Products manufactured by a third party ("Third Party Product") may contain, be contained in, incorporated into, attached to or packaged together with the Goods. Third Party Products are not covered by the warranty in Section 5.01. For the avoidance of doubt, Seller makes no representations or warranties with respect to any Third Party Product.
Section 3.05: Manufacture Defect Discovered Outside Warranty Period.
Seller does not guarantee the replacement of any defect discovered outside the Warranty Period. Any request to cure defect outside of the Warranty Period is subject to the availability of the replacement part, and Seller shall be responsible for costs of replacement parts and labor (approximately 20% of the current retail cost of replacement part) plus a $100 fixed restocking fee. In addition, Buyer must submit proof to Seller that Buyer contacted the original manufacturer (if applicable) to request the replacement of the defective part and the original manufacturer was unable to fulfill Buyer’s request.
Section 3.06: Disclaimer.
EXCEPT FOR THE EXPRESS WARRANTIES SET FORTH IN Section 3.01, SELLER MAKES NO WARRANTY WHATSOEVER WITH RESPECT TO THE GOODS, INCLUDING ANY (A) WARRANTY OF MERCHANTABILITY, AND (B) WARRANTY OF FITNESS FOR A PARTICULAR PURPOSE. BUYER ACKNOWLEDGES THAT IT HAS NOT RELIED UPON ANY REPRESENTATION OR WARRANTY MADE BY SELLER, OR ANY OTHER PERSON ON SELLER’S BEHALF. THIS SETS FORTH THE BUYER'S SOLE REMEDY AND SELLER'S ENTIRE LIABILITY FOR ANY BREACH OF THE LIMITED MANUFACTURER WARRANTY.
Section 4.02: Governing Law, Jurisdiction and Venue.
This Agreeiment, for all purposes, shall be construed in accordance with the laws of the state of Illinois.
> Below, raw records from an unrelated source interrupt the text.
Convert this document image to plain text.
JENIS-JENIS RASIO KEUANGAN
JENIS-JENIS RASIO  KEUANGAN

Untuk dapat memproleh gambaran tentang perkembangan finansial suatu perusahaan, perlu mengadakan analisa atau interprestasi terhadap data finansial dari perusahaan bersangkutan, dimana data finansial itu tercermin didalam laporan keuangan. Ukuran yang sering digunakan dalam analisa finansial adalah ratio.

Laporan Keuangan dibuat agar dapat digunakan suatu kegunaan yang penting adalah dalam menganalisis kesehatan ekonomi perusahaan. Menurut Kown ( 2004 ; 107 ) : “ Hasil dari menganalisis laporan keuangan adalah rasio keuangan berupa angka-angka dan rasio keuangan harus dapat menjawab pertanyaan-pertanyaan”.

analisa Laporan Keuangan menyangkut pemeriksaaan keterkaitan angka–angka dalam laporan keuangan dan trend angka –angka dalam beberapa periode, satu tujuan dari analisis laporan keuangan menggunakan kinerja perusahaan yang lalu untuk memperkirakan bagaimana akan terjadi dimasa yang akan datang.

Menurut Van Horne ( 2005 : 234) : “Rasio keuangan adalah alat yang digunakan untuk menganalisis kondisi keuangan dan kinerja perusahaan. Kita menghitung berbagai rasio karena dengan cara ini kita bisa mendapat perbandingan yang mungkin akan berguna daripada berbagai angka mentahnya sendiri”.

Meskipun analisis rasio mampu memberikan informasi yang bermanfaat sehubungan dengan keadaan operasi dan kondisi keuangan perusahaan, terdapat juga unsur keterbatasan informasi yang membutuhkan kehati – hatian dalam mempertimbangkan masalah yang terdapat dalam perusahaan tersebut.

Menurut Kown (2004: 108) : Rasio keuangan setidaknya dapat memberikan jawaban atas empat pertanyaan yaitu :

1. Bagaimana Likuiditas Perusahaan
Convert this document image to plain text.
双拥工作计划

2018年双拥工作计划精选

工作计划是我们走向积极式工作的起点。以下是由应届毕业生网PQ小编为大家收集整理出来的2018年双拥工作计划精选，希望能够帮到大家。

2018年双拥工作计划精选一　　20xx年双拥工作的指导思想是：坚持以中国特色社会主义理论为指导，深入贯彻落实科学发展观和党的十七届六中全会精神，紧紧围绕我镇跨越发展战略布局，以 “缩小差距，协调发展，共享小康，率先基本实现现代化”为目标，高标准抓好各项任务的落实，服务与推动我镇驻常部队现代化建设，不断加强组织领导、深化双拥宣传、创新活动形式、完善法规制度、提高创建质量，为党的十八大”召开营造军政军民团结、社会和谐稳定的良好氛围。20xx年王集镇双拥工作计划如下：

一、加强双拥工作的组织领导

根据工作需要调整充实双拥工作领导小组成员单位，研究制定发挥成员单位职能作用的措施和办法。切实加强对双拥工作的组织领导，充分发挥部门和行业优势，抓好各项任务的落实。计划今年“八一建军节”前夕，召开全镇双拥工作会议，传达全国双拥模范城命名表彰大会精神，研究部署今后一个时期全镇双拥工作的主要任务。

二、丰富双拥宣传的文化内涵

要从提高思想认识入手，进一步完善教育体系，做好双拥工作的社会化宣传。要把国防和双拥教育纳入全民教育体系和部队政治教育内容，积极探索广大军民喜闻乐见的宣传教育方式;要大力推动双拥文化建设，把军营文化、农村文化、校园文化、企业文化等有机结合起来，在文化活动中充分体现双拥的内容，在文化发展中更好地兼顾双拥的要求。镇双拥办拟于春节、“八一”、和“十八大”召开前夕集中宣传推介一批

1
Any action or proceeding by either of the Parties to enforce this Agreement shall be brought in the state in which the Seller’s principal place of business is located.
Section 4.03: Modification and Waiver.
No provision of this Agreement may be amended or modified unless such amendment or modification is agreed to in writing and signed by the Buyer and by the Seller. No waiver by either of the Parties of any breach by the other Party hereto of any condition or provision of this Agreement to be performed by the other Party hereto shall be deemed a waiver.
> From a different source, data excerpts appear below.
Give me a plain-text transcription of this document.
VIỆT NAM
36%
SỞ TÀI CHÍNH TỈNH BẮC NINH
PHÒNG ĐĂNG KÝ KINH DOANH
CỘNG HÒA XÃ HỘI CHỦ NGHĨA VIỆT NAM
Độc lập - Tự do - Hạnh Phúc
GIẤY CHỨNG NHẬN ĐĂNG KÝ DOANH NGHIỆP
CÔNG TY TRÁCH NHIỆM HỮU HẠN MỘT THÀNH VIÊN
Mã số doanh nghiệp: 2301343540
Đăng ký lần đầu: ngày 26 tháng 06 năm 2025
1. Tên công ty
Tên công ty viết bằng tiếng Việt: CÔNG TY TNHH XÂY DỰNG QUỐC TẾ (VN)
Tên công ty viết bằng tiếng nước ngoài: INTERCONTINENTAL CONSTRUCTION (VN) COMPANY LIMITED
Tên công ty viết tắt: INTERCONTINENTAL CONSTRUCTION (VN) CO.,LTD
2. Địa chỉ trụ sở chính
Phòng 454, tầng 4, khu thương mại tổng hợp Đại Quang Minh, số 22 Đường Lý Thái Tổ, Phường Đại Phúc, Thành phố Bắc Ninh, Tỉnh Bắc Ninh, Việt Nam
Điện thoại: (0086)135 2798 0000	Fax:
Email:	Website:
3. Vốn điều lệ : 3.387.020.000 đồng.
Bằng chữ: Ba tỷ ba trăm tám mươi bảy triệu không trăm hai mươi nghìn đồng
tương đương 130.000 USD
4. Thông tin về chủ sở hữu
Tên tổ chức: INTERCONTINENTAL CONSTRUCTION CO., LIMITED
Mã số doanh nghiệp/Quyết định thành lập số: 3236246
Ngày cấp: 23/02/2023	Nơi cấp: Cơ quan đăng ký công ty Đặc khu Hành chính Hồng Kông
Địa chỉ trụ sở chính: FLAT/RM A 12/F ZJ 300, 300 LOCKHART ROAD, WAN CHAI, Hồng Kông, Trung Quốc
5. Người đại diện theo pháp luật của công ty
Section 4.04: Severability.
Should any provision of this Agreement shall be held as unenforceable, such holding shall not affect the validity of the remainder of this Agreement.
Section 4.05: Counterparts.
This Agreement may be executed in counterparts, each of which is deemed an original, but all of which together are deemed to be one and the same agreement.
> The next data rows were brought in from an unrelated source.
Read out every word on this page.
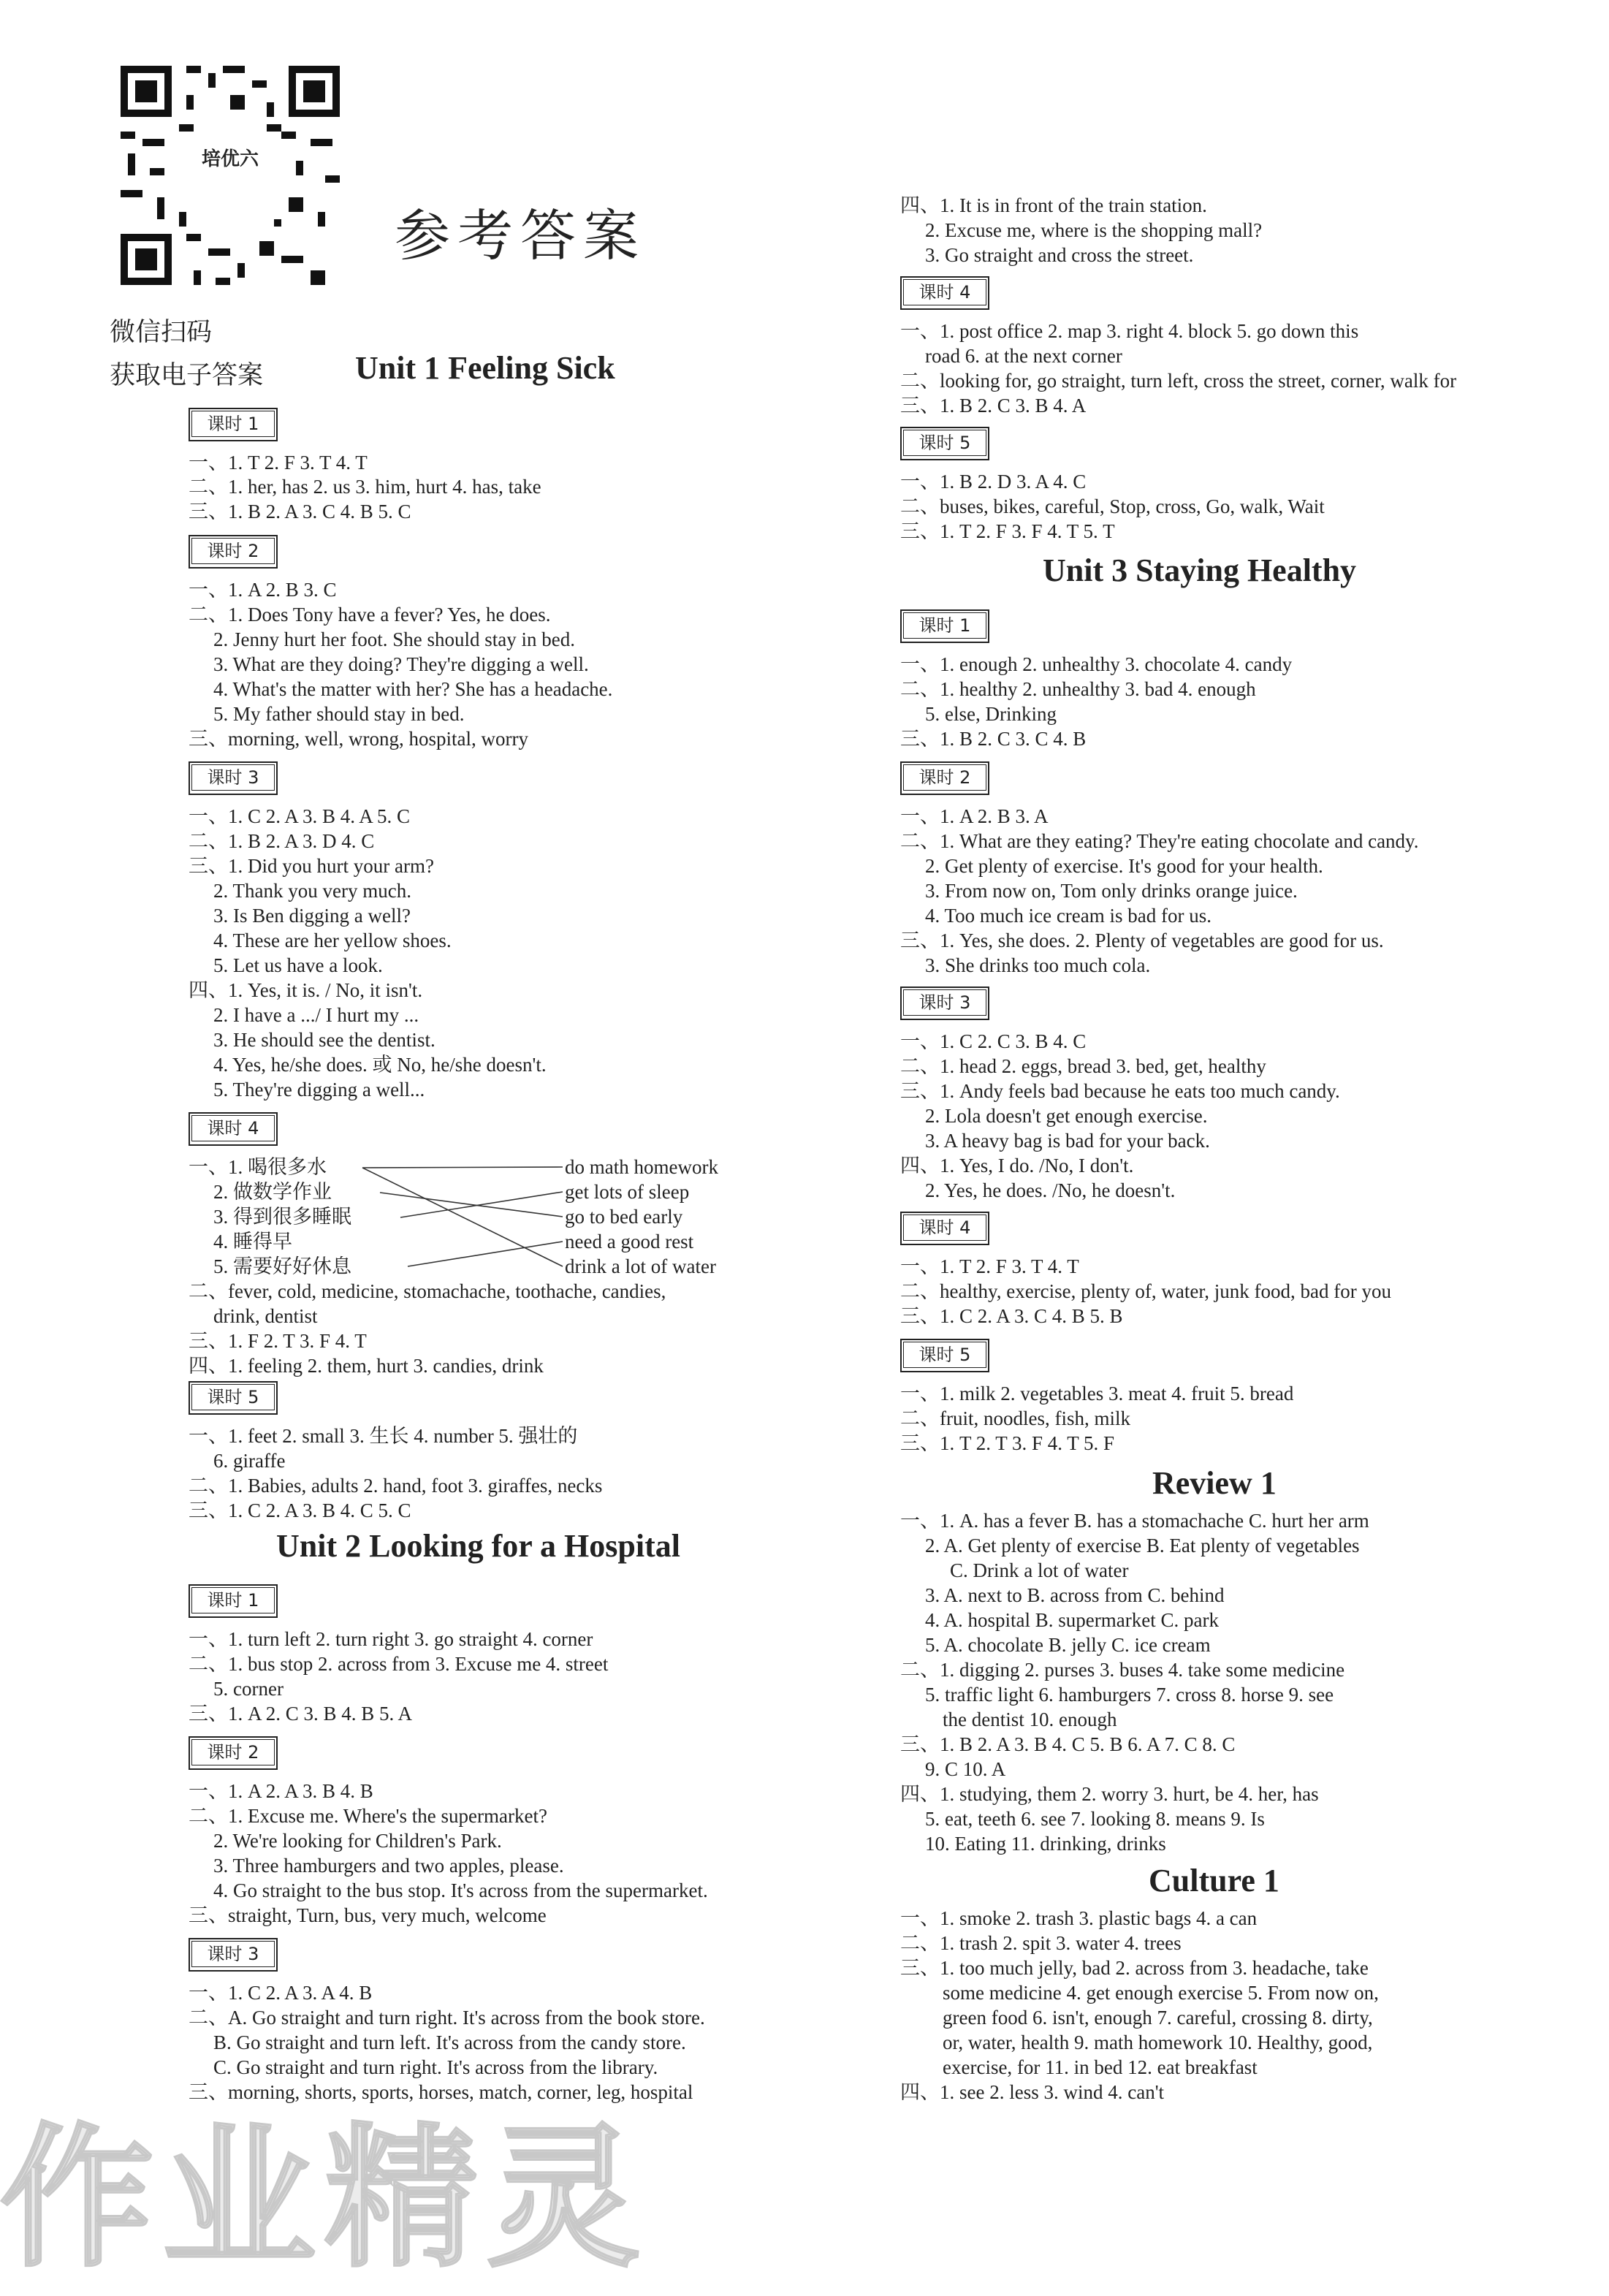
培优六
参考答案
微信扫码
获取电子答案
作业精灵
Unit 1 Feeling Sick
课时 1
一、1. T 2. F 3. T 4. T
二、1. her, has 2. us 3. him, hurt 4. has, take
三、1. B 2. A 3. C 4. B 5. C
课时 2
一、1. A 2. B 3. C
二、1. Does Tony have a fever? Yes, he does.
2. Jenny hurt her foot. She should stay in bed.
3. What are they doing? They're digging a well.
4. What's the matter with her? She has a headache.
5. My father should stay in bed.
三、morning, well, wrong, hospital, worry
课时 3
一、1. C 2. A 3. B 4. A 5. C
二、1. B 2. A 3. D 4. C
三、1. Did you hurt your arm?
2. Thank you very much.
3. Is Ben digging a well?
4. These are her yellow shoes.
5. Let us have a look.
四、1. Yes, it is. / No, it isn't.
2. I have a .../ I hurt my ...
3. He should see the dentist.
4. Yes, he/she does. 或 No, he/she doesn't.
5. They're digging a well...
课时 4
一、1. 喝很多水
2. 做数学作业
3. 得到很多睡眠
4. 睡得早
5. 需要好好休息
do math homework
get lots of sleep
go to bed early
need a good rest
drink a lot of water
二、fever, cold, medicine, stomachache, toothache, candies,
drink, dentist
三、1. F 2. T 3. F 4. T
四、1. feeling 2. them, hurt 3. candies, drink
课时 5
一、1. feet 2. small 3. 生长 4. number 5. 强壮的
6. giraffe
二、1. Babies, adults 2. hand, foot 3. giraffes, necks
三、1. C 2. A 3. B 4. C 5. C
Unit 2 Looking for a Hospital
课时 1
一、1. turn left 2. turn right 3. go straight 4. corner
二、1. bus stop 2. across from 3. Excuse me 4. street
5. corner
三、1. A 2. C 3. B 4. B 5. A
课时 2
一、1. A 2. A 3. B 4. B
二、1. Excuse me. Where's the supermarket?
2. We're looking for Children's Park.
3. Three hamburgers and two apples, please.
4. Go straight to the bus stop. It's across from the supermarket.
三、straight, Turn, bus, very much, welcome
课时 3
一、1. C 2. A 3. A 4. B
二、A. Go straight and turn right. It's across from the book store.
B. Go straight and turn left. It's across from the candy store.
C. Go straight and turn right. It's across from the library.
三、morning, shorts, sports, horses, match, corner, leg, hospital
四、1. It is in front of the train station.
2. Excuse me, where is the shopping mall?
3. Go straight and cross the street.
课时 4
一、1. post office 2. map 3. right 4. block 5. go down this
road 6. at the next corner
二、looking for, go straight, turn left, cross the street, corner, walk for
三、1. B 2. C 3. B 4. A
课时 5
一、1. B 2. D 3. A 4. C
二、buses, bikes, careful, Stop, cross, Go, walk, Wait
三、1. T 2. F 3. F 4. T 5. T
Unit 3 Staying Healthy
课时 1
一、1. enough 2. unhealthy 3. chocolate 4. candy
二、1. healthy 2. unhealthy 3. bad 4. enough
5. else, Drinking
三、1. B 2. C 3. C 4. B
课时 2
一、1. A 2. B 3. A
二、1. What are they eating? They're eating chocolate and candy.
2. Get plenty of exercise. It's good for your health.
3. From now on, Tom only drinks orange juice.
4. Too much ice cream is bad for us.
三、1. Yes, she does. 2. Plenty of vegetables are good for us.
3. She drinks too much cola.
课时 3
一、1. C 2. C 3. B 4. C
二、1. head 2. eggs, bread 3. bed, get, healthy
三、1. Andy feels bad because he eats too much candy.
2. Lola doesn't get enough exercise.
3. A heavy bag is bad for your back.
四、1. Yes, I do. /No, I don't.
2. Yes, he does. /No, he doesn't.
课时 4
一、1. T 2. F 3. T 4. T
二、healthy, exercise, plenty of, water, junk food, bad for you
三、1. C 2. A 3. C 4. B 5. B
课时 5
一、1. milk 2. vegetables 3. meat 4. fruit 5. bread
二、fruit, noodles, fish, milk
三、1. T 2. T 3. F 4. T 5. F
Review 1
一、1. A. has a fever B. has a stomachache C. hurt her arm
2. A. Get plenty of exercise B. Eat plenty of vegetables
C. Drink a lot of water
3. A. next to B. across from C. behind
4. A. hospital B. supermarket C. park
5. A. chocolate B. jelly C. ice cream
二、1. digging 2. purses 3. buses 4. take some medicine
5. traffic light 6. hamburgers 7. cross 8. horse 9. see
the dentist 10. enough
三、1. B 2. A 3. B 4. C 5. B 6. A 7. C 8. C
9. C 10. A
四、1. studying, them 2. worry 3. hurt, be 4. her, has
5. eat, teeth 6. see 7. looking 8. means 9. Is
10. Eating 11. drinking, drinks
Culture 1
一、1. smoke 2. trash 3. plastic bags 4. a can
二、1. trash 2. spit 3. water 4. trees
三、1. too much jelly, bad 2. across from 3. headache, take
some medicine 4. get enough exercise 5. From now on,
green food 6. isn't, enough 7. careful, crossing 8. dirty,
or, water, health 9. math homework 10. Healthy, good,
exercise, for 11. in bed 12. eat breakfast
四、1. see 2. less 3. wind 4. can't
Section 4.06: Force Majeure.
Seller shall not be liable or responsible to Buyer, nor be deemed to have defaulted under or breached this Agreement, for any failure or delay in fulfilling or performing any term of this Agreement when and to the extent such failure or delay is caused by or results from acts beyond the affected Party's reasonable control.
Section 4.07: Relationship of Parties.
Nothing in this Agreement creates any agency, joint venture, partnership or other form of joint enterprise, employment or fiduciary relationship between the Parties. Buyer is an independent contractor pursuant to this Agreement. Neither Party has any express or implied right or authority to assume or create any obligations on behalf of or in the name of the other Party or to bind the other Party to any contract, agreement or undertaking with any third party.
Section 4.08: Acknowledgement of Full Understanding.
THE BUYER ACKNOWLEDGES AND AGREES THAT HE HAS FULLY READ, UNDERSTANDS AND VOLUNTARILY ENTERS INTO THIS AGREEMENT.
IN WITNESS WHEREOF, the Parties hereto have caused this Agreement to be executed as of the date first written above by their respective officers thereunto duly authorized.